How can we improve web performance and vitals?
Web Performance
Reduce Requests: Combine files to lower the number of requests your site makes. Fewer requests = faster load times.
Optimize Images: Use modern formats like WebP, resize images properly, and load them only when needed (lazy loading).
Use a CDN: A Content Delivery Network (CDN) stores your content in multiple locations worldwide, making it quicker to load.
Enable Compression: Compress your files with Gzip or Brotli to make them smaller and faster to download.
Minify Code: Remove extra spaces and comments from your CSS and JavaScript to make the files smaller.
Async Loading: Load JavaScript and CSS files asynchronously to prevent them from blocking the page rendering.
Web Vitals
Largest Contentful Paint (LCP): Speed up your main content’s loading time by optimizing server response times and resource loading.
First Input Delay (FID): Make your site interactive faster by reducing the time JavaScript takes to execute.

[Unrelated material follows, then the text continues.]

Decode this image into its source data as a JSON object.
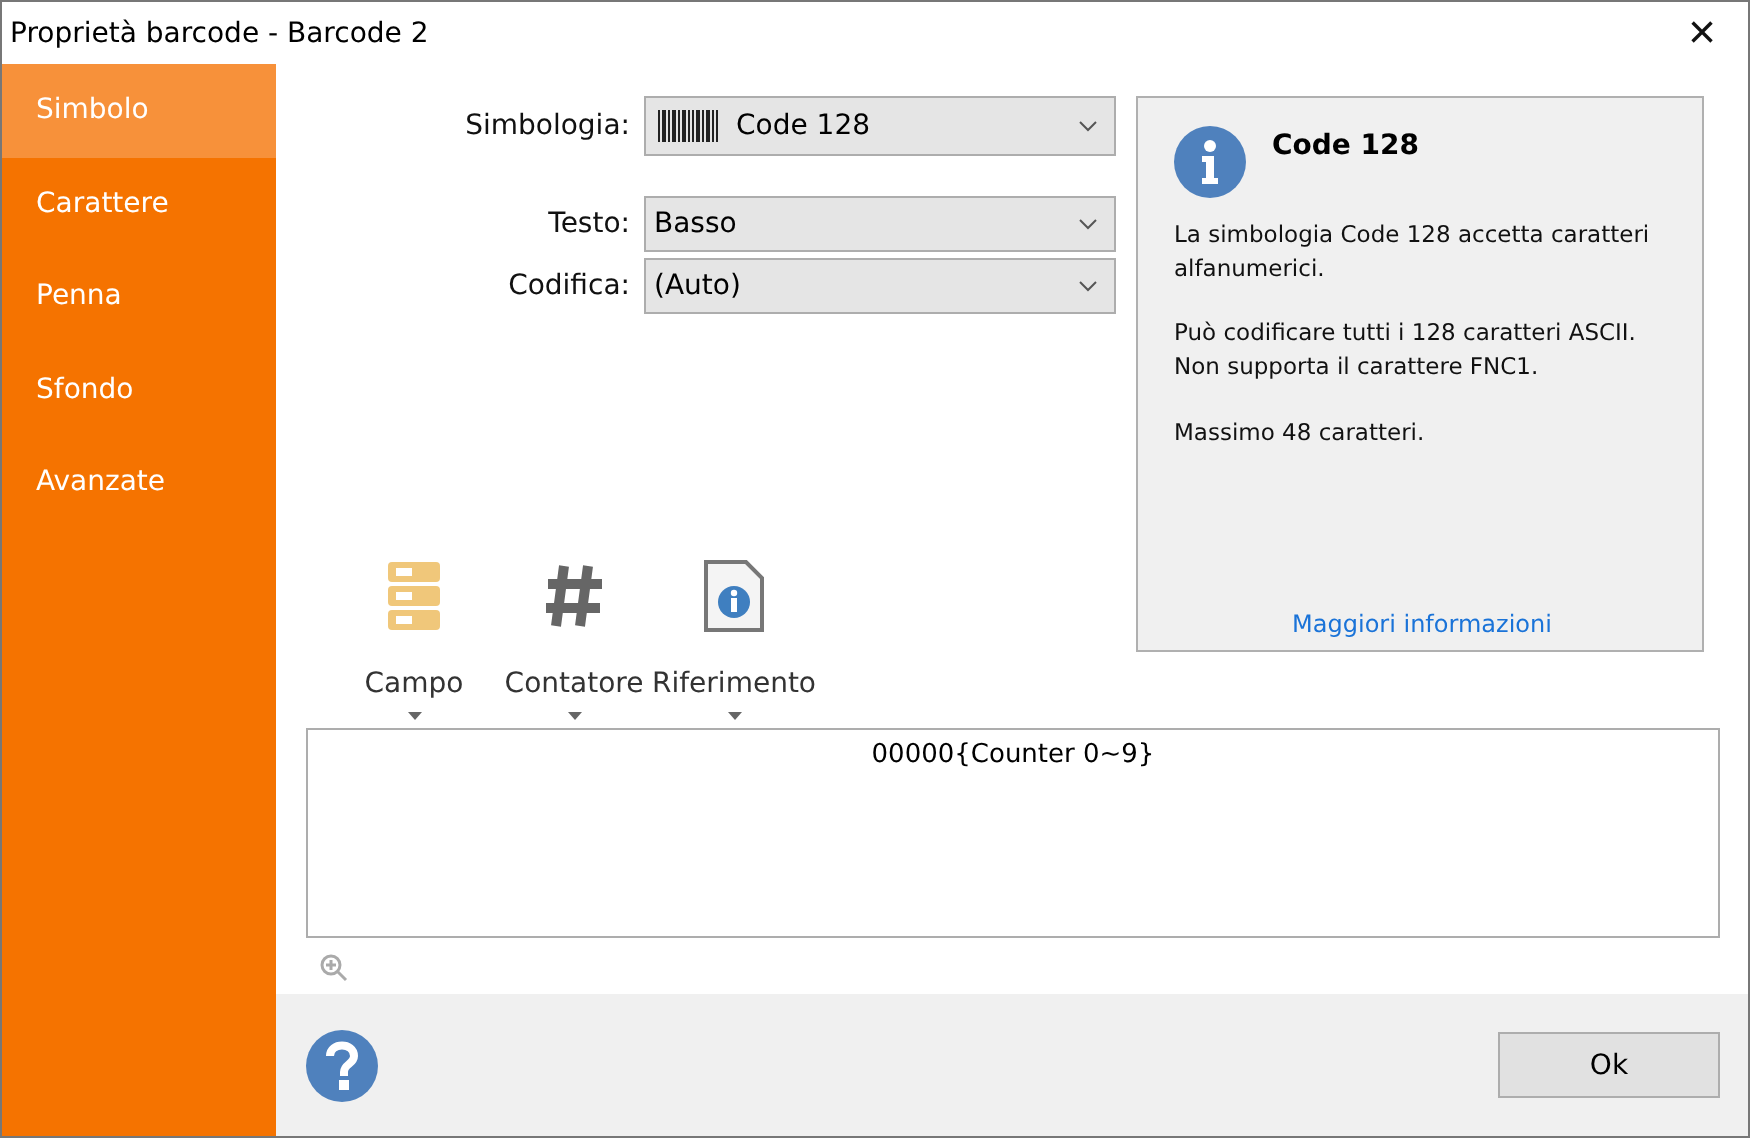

Cumulative Layout Shift (CLS): Prevent unexpected layout shifts by reserving space for images and ads.
Some core concepts
Currying
Intuition: Imagine you’re in a sandwich shop where you can build a sandwich step-by-step. First, you choose the bread, then the meat, and finally the toppings. Currying works similarly in programming. Instead of giving the function all the ingredients (arguments) at once, you provide them one at a time.
Understanding: Currying transforms a function that takes multiple arguments into a sequence of functions, each taking a single argument. This allows for more flexibility and reusability. For example, you can partially apply arguments and create more specific functions based on the original.
Promises
Intuition: Think of a promise as ordering a new gadget online. You place your order (start an asynchronous operation) and receive a promise from the seller that you’ll get the gadget. While waiting, you can do other things. Once the gadget arrives, you get the fulfillment (resolve) or notification if there is an issue (reject).
Understanding: A promise is an object that represents the eventual completion (or failure) of an asynchronous operation. It allows you to handle that operation's result (success or error) at a future point in time.
Hoisting
Intuition: Imagine cleaning your room. You decide to list all the tasks you need to do first, like "put clothes away," "make bed," etc., even if you actually put the clothes away last. In JavaScript, variable and function declarations are like those tasks—they get moved (hoisted) to the top of their containing scope before the code runs.
Understanding: Hoisting means that JavaScript automatically moves declarations to the top of the current scope. However, only the declarations are hoisted, not the initializations. This can lead to unexpected behavior if you're not aware of it, like variables being
undefined
if accessed before their initialization.
Closures
Intuition: Imagine you’re in a kitchen with a recipe book. You read a recipe (a function) that tells you to mix ingredients (variables) in a specific way. Even after you close the book, you remember how to mix those ingredients. Closures in programming work similarly—they allow a function to remember the variables and the context in which it was created, even if it’s used outside that context.
Understanding: A closure is a feature where an inner function has access to its outer function’s variables, even after the outer function has finished executing. This is possible because the inner function retains a reference to its outer scope. Closures are powerful for creating private variables and functions and maintaining state in an asynchronous environment.
Understanding these concepts helps you write better JavaScript code, making your applications faster, safer, and easier to maintain.
📨 Post Credits
And yeah, the answer to the riddle—it’s the future!